You can exercise each of these rights on the contact details below. If we receive your request, we will inform you of the measures taken without undue delay and in any case within one month of receiving the request. If necessary, this deadline can be extended by another two months, taking into account the complexity and number of applications. Every user using our services has the opportunity to get an overview of all the personal data we record about him.
In the event that your application is not accepted, we are obliged to inform you immediately and no later than one month after acceptance about the reasons for not accepting the measure. In certain cases where your request is unreasonable or unjustified (especially in cases of unreasonable repetition of the request), we are not obliged to grant your request in whole or in part according to the Regulation. In such cases, we may charge you a reasonable fee that takes into account the administrative costs associated with providing the requested information or communication or taking the requested actions. As a data subject, you always have the right to contact the supervisory authority, which is the Office for Personal Data Protection.
If we receive your request but have reasonable doubts about your identity, we may ask you to provide additional information necessary to confirm your identity.

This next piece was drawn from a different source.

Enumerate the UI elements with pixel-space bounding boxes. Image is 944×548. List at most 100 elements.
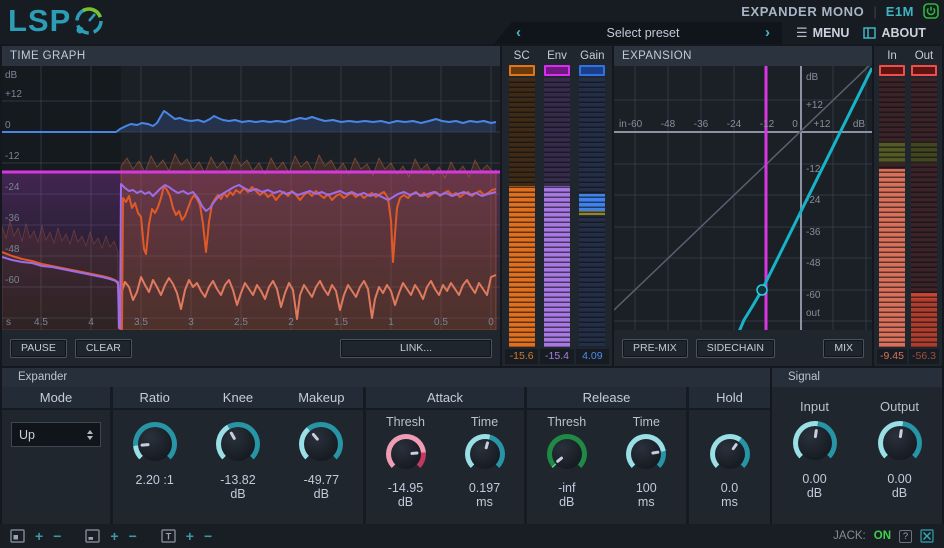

In the event that you believe that our company processes your personal data without authorization or otherwise violates your rights, you have the right to file a complaint with the supervisory authority, which is the Office for Personal Data Protection, or you have the right to request judicial protection.
How can you contact us?
In case of any questions or if you want to exercise your legal rights or express your disagreement with the further sending of our commercial communications, you can contact us via e-mail email@example.com.
In order to verify your identity, we may require you to provide us with appropriate proof of your identity. This is a preventive security measure to prevent unauthorized persons from accessing your personal data.